FIG. 2 is a view for explaining the shape of each compact to be subjected to firing bonding.

FIG. 3 is an explanatory view showing a production example of a ceramic component having a spiral pore according to the present invention.

FIG. 4 is an explanatory view showing an example of producing a ceramic component having multi-layered pores by firing and joining three molded bodies according to the present invention.

FIG. 5 is a manufacturing process diagram of one embodiment of the present invention.

FIG. 6 is a manufacturing process diagram of another embodiment of the present invention.

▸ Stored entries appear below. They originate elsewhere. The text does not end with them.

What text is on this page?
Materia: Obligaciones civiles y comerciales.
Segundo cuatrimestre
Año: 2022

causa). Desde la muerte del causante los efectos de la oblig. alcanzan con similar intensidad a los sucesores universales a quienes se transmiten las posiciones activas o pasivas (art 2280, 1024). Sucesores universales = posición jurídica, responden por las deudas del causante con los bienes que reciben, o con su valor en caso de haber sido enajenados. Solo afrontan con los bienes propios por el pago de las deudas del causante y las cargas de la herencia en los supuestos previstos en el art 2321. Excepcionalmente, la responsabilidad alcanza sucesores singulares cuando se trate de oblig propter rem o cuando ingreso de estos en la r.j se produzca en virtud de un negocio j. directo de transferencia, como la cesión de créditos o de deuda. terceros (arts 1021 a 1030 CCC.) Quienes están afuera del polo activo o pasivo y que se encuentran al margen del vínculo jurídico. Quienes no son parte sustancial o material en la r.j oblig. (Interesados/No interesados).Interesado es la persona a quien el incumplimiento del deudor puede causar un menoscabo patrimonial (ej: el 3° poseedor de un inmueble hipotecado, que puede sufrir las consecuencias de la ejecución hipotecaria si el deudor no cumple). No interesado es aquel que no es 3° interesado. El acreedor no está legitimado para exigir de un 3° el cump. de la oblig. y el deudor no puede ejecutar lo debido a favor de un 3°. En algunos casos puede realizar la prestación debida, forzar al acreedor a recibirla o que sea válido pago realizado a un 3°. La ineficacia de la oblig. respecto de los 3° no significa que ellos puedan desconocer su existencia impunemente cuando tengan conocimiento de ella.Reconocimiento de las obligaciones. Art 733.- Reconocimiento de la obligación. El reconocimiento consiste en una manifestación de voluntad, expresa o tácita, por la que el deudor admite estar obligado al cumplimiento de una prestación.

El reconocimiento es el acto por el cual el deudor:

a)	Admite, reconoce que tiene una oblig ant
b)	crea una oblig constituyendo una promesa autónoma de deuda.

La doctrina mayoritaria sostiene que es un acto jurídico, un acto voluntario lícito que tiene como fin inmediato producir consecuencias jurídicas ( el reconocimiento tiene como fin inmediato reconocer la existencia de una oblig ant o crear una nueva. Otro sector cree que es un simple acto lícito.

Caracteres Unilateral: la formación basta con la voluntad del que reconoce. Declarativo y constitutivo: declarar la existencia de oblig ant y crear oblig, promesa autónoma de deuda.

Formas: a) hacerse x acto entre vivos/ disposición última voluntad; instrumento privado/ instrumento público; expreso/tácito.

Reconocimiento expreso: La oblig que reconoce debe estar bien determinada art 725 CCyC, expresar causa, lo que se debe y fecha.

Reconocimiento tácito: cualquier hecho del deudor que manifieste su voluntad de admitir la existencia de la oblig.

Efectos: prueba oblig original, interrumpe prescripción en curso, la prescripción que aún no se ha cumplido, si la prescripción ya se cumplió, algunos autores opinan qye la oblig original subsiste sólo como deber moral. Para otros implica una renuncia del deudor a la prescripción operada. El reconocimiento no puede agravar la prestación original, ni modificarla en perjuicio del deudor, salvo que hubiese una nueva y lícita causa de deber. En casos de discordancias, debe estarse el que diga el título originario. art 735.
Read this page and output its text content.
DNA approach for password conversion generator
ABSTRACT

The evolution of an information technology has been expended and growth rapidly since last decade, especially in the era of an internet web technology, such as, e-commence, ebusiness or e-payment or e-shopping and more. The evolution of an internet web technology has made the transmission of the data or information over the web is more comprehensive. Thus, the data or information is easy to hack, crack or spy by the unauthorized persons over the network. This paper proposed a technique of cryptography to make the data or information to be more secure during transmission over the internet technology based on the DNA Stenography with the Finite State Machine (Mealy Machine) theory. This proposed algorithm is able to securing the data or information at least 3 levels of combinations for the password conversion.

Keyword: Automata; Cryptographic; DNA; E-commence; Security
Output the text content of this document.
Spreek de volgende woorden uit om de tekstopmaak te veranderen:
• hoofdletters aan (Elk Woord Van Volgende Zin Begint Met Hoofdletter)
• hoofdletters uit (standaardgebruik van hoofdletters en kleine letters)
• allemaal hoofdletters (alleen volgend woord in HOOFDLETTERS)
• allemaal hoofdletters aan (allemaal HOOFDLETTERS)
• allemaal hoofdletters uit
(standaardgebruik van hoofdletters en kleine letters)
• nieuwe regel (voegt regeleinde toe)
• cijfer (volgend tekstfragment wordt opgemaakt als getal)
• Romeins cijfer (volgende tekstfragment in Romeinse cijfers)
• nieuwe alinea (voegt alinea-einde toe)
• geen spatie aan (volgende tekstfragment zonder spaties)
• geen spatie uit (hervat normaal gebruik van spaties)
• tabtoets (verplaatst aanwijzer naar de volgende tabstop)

FIG. 7 is a manufacturing process diagram of still another embodiment of the present invention.

[Explanation of symbols]

 DESCRIPTION OF SYMBOLS 1 The whole shape of a ceramic gas turbine stationary blade 2 Predetermined pore formation position 3 Dividing boundary surface 4 Internal dividing body 5 External dividing body 6 Internal molding 7 Outside surface of internal molding 8 External molding 9 Groove 10 Ceramic Gas Turbine Stator Blade Sintered Joint 11 Inner Surface of Outer Molding

Claims (2)

(57) [Claims] 1. A shape obtained by dividing the entire shape of a target ceramic component into an inner side and an outer side by dividing a surface passing through a predetermined pore forming position of the ceramic part into a boundary. And, those having an outer divided body shape, a plurality of molded bodies having a larger firing shrinkage than those having an inner divided body shape, each molded separately, at least the inner divided body shape After forming a groove corresponding to the expected pore formation position on either the outer surface of the molded body having the shape or the inner surface of the molded body having the outer side divided body shape, these are combined and fired, and the firing shrinkage ratio A method for producing a ceramic part having pores, wherein the ceramic part is integrally joined by utilizing the difference between the two. 2. A shape equivalent to a divided body obtained by dividing an entire shape including a pore forming portion of a target ceramic component into an inner side and an outer side with a surface passing through the pore forming portion as a boundary. And having a shape having an outer side divided body, a plurality of molded bodies having a larger firing shrinkage ratio than those having an inner side divided body shape, having a groove shape corresponding to a pore forming portion. Each molded separately using a mold,
Thereafter, a method for producing a ceramic part with pores, characterized by combining and firing these, and joining them together utilizing the difference in firing shrinkage.